False positive start
The lights will sometimes turn on unexpectedly while I am walking with my bike. My state machine tells the lights to only turn on at 7 mph or faster. 7mph is running speed so they should never turn on while I am walking. But they do. I tried adding a “low pass filter”/debounce that doesn’t register the switch if it is actuating faster than 50mph but the problem still exists.
EDIT: 2014-04-16 Catastrophic Wire Catching on Brake Accident
It turns out that my screws on my 3D printed sliders were not tight enough. They slipped laterally and caused the wire harness to get caught in the brake. The entire copper ring assembly was mutilated and I had to rip it all off. What did I learn? Use more secure fasteners like zipties or higher strength 3D prints so that screwing them tight does not shatter them.
Future work
- Waterproof. This is my first circuit where waterproofing is a must. I was suggested sugru or hot glue.
- Make the electronics a lot smaller and remove the wire harnesses/bulky connectors.
- Use constant current sinks instead of constant voltage sources
- Blink rear lights when slowing down. Implementing this is harder than I thought because when decelerating, the period of one bike revolution goes up as 1/v where v is velocity. Unfortunately I did not bother because the rear lights cannot be seen from behind [in this prototype] anyway. I would implement this if I had narrower wheels. I would start with something like
-
if(BACK_WHEEL && lastPeriod > secondLastPeriod * 11/10) {}
Conclusion
I achieved about 60% of my technical design objectives. I have great brightness..from the side, an animation, and usable battery life.

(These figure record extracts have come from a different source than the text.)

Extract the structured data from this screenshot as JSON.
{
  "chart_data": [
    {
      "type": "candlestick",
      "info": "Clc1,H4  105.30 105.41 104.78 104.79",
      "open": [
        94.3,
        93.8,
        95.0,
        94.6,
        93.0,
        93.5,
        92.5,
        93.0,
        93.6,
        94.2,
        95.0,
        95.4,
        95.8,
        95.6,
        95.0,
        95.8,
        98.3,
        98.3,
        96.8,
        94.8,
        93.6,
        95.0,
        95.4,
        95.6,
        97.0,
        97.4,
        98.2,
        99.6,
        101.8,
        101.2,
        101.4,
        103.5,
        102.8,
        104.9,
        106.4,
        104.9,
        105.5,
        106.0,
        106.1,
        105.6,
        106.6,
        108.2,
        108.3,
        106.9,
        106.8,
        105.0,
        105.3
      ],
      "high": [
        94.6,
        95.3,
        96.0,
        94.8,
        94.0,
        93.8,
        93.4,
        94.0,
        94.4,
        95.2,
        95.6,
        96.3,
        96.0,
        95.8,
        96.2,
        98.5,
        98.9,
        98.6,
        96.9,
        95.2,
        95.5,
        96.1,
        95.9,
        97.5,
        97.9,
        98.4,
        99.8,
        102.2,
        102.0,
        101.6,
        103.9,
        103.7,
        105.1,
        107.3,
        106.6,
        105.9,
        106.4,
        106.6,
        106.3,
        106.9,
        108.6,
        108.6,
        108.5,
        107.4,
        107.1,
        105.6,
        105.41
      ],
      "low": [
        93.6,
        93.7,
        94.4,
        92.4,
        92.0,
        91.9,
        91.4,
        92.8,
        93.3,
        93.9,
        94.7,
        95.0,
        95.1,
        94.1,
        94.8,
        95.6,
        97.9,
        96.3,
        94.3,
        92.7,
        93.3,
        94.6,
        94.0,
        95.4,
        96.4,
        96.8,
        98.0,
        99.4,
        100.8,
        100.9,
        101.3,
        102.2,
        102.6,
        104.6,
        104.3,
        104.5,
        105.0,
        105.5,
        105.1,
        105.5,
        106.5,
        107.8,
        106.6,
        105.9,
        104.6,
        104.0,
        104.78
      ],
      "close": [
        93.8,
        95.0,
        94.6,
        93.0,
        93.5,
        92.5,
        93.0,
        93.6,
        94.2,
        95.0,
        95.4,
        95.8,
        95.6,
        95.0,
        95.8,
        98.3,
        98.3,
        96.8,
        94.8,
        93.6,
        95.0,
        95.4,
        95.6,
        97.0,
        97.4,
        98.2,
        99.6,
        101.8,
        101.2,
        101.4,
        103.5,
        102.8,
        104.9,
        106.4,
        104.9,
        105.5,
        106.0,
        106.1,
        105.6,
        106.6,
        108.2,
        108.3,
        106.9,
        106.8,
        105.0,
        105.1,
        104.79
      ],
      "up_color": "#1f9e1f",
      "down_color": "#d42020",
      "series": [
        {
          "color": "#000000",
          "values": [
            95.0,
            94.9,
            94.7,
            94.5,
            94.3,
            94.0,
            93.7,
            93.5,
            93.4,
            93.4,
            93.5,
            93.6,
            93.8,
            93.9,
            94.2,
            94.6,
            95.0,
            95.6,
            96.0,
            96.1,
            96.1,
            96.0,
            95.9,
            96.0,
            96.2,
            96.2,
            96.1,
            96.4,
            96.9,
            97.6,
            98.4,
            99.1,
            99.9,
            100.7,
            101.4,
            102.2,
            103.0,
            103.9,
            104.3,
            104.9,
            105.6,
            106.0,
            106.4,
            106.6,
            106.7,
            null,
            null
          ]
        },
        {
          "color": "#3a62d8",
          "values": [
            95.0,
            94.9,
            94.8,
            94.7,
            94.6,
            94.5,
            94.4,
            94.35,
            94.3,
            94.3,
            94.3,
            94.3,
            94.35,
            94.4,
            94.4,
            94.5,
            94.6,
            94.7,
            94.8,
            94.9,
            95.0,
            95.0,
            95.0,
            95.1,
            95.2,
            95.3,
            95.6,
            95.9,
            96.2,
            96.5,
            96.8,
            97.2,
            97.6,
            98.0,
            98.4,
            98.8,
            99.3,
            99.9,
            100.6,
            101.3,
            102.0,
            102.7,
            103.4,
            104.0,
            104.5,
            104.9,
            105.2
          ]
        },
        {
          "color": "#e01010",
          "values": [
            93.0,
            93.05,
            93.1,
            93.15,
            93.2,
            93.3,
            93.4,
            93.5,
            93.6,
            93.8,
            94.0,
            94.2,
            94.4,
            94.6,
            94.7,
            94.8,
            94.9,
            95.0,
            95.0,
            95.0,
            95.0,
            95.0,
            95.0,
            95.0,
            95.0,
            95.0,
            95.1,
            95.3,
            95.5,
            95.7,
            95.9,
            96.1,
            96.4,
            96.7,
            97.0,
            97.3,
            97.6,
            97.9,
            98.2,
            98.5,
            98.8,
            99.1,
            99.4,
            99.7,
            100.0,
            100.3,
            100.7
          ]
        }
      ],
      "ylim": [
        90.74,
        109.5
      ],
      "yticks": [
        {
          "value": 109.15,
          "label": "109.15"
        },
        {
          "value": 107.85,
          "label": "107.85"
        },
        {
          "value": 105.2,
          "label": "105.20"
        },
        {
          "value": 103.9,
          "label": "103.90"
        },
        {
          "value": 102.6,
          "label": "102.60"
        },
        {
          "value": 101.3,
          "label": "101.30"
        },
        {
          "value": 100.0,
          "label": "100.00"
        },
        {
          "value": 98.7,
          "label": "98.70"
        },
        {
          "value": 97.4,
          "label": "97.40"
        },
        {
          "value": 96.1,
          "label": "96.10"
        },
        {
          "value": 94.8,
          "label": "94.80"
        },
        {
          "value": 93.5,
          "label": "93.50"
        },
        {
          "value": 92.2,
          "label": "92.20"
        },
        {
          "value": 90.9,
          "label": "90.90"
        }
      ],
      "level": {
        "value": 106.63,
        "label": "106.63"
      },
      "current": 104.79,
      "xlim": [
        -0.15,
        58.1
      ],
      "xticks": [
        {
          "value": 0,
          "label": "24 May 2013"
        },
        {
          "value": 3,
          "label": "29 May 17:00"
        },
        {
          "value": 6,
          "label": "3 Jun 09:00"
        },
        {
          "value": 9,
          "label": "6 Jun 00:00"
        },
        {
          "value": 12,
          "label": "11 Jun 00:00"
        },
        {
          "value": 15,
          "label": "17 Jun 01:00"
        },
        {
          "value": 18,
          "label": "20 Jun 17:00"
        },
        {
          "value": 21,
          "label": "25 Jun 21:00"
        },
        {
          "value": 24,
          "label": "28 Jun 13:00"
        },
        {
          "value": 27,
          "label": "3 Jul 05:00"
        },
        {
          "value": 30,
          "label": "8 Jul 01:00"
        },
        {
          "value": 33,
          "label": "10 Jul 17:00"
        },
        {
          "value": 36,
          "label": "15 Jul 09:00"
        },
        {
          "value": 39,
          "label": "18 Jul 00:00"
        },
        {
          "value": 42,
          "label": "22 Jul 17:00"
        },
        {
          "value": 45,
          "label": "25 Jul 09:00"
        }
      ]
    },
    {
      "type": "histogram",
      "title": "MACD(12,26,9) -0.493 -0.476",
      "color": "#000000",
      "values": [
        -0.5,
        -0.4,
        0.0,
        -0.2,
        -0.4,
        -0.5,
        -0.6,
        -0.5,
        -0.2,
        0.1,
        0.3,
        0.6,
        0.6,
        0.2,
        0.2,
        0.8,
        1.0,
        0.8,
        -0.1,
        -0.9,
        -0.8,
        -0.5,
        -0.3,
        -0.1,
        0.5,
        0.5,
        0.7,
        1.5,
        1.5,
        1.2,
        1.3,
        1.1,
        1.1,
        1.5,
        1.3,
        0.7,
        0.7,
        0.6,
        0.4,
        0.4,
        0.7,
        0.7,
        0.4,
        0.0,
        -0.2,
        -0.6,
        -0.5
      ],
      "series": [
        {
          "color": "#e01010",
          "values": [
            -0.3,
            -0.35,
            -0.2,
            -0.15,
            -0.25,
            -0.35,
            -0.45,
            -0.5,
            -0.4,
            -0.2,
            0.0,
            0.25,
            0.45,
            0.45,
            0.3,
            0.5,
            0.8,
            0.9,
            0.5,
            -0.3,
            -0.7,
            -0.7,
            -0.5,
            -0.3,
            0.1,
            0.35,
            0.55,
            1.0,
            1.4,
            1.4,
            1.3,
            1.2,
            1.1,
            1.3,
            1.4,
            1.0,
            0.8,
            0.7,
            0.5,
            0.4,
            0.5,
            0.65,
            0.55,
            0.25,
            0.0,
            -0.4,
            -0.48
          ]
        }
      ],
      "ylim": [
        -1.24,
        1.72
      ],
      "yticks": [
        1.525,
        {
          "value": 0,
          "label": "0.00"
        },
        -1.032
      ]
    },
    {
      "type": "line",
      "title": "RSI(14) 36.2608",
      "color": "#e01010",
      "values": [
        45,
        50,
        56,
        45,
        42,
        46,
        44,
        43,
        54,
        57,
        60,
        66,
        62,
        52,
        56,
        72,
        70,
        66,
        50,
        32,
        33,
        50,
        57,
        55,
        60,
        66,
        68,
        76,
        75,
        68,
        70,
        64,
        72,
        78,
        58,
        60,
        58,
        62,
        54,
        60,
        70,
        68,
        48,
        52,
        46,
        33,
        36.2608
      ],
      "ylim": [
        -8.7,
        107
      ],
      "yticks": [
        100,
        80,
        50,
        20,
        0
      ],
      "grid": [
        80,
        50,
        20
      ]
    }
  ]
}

Unfortunately the limited field-of-view probably means I still have to use a flashlight, but if I forget the flashlight I know that I will still be visible.
One of the things you don’t see too much online is the development process behind products and the previous prototypes. I wanted to document that here. It is very humbling going through this process and realizing that someone else, in this case Kent from Revolights, already went through all these thoughts and his final product is exactly what I wanted, with all the little details solved.

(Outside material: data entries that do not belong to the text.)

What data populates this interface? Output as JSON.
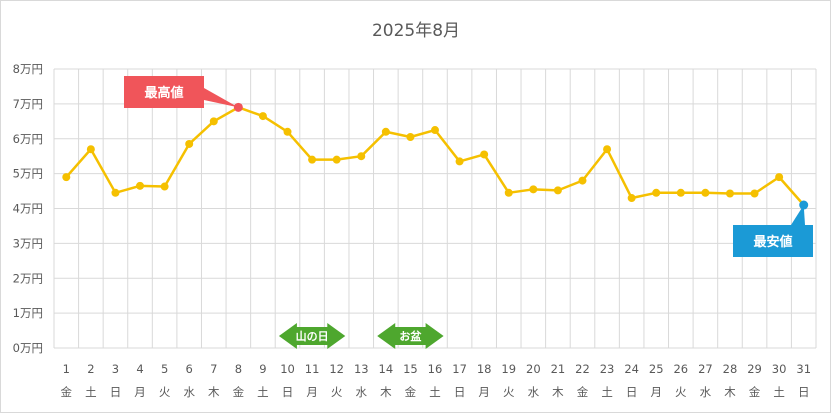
{
  "chart_data": {
    "type": "line",
    "title": "2025年8月",
    "x": [
      "1",
      "2",
      "3",
      "4",
      "5",
      "6",
      "7",
      "8",
      "9",
      "10",
      "11",
      "12",
      "13",
      "14",
      "15",
      "16",
      "17",
      "18",
      "19",
      "20",
      "21",
      "22",
      "23",
      "24",
      "25",
      "26",
      "27",
      "28",
      "29",
      "30",
      "31"
    ],
    "weekdays": [
      "金",
      "土",
      "日",
      "月",
      "火",
      "水",
      "木",
      "金",
      "土",
      "日",
      "月",
      "火",
      "水",
      "木",
      "金",
      "土",
      "日",
      "月",
      "火",
      "水",
      "木",
      "金",
      "土",
      "日",
      "月",
      "火",
      "水",
      "木",
      "金",
      "土",
      "日"
    ],
    "series": [
      {
        "values": [
          49000,
          57000,
          44500,
          46500,
          46300,
          58500,
          65000,
          69000,
          66500,
          62000,
          54000,
          54000,
          55000,
          62000,
          60500,
          62500,
          53500,
          55500,
          44500,
          45500,
          45200,
          48000,
          57000,
          43000,
          44500,
          44500,
          44500,
          44300,
          44300,
          49000,
          41000
        ],
        "color": "#f5c000"
      }
    ],
    "ylim": [
      0,
      80000
    ],
    "y_ticks": [
      0,
      10000,
      20000,
      30000,
      40000,
      50000,
      60000,
      70000,
      80000
    ],
    "y_tick_labels": [
      "0万円",
      "1万円",
      "2万円",
      "3万円",
      "4万円",
      "5万円",
      "6万円",
      "7万円",
      "8万円"
    ],
    "grid": true,
    "annotations": [
      {
        "text": "最高値",
        "x": "8",
        "color": "#f0555a"
      },
      {
        "text": "最安値",
        "x": "31",
        "color": "#1b9ad6"
      }
    ],
    "ranges": [
      {
        "text": "山の日",
        "from": "10",
        "to": "12",
        "color": "#4ea72e"
      },
      {
        "text": "お盆",
        "from": "14",
        "to": "16",
        "color": "#4ea72e"
      }
    ]
  }
}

This cost me $80 total with about 30 hours of labor. If I had known this going in and didn’t have to present to my IEEE chapter then I would definitely have just bought Revolights.
Of course, now I get to say that I made them.
How can I utilize a concrete resistor in this design?
You can use as a shunt resistor together with an amplifier to create a constant-current output to the LEDs and have much greater control over brightness! Or you can use it to burn a hole through your hand.
What was your source for the specifications used in your comparison chart? I’m curious how you came up with these numbers. Despite the multiple inaccuracies in your depiction of the Nori Lights, I applaud your DIY spirit, and your efforts in sharing the steps you took. Feel free to call me if you ever want to talk wheel lights, or if there is anything that I can do to help. My cell phone number is on our website.
Chris
Nori Lights
I apologize where I was inaccurate. Having never seen Nori Lights in person, I could only guess certain parameters such as “brightness” subjectively from the videos I have seen. For everything else, I tried to use real numbers directly from the website, such as battery life and price. My criteria also played a subjective role in the averages. If I were to prioritize price for example, then Nori Lights would have been one of the better choices.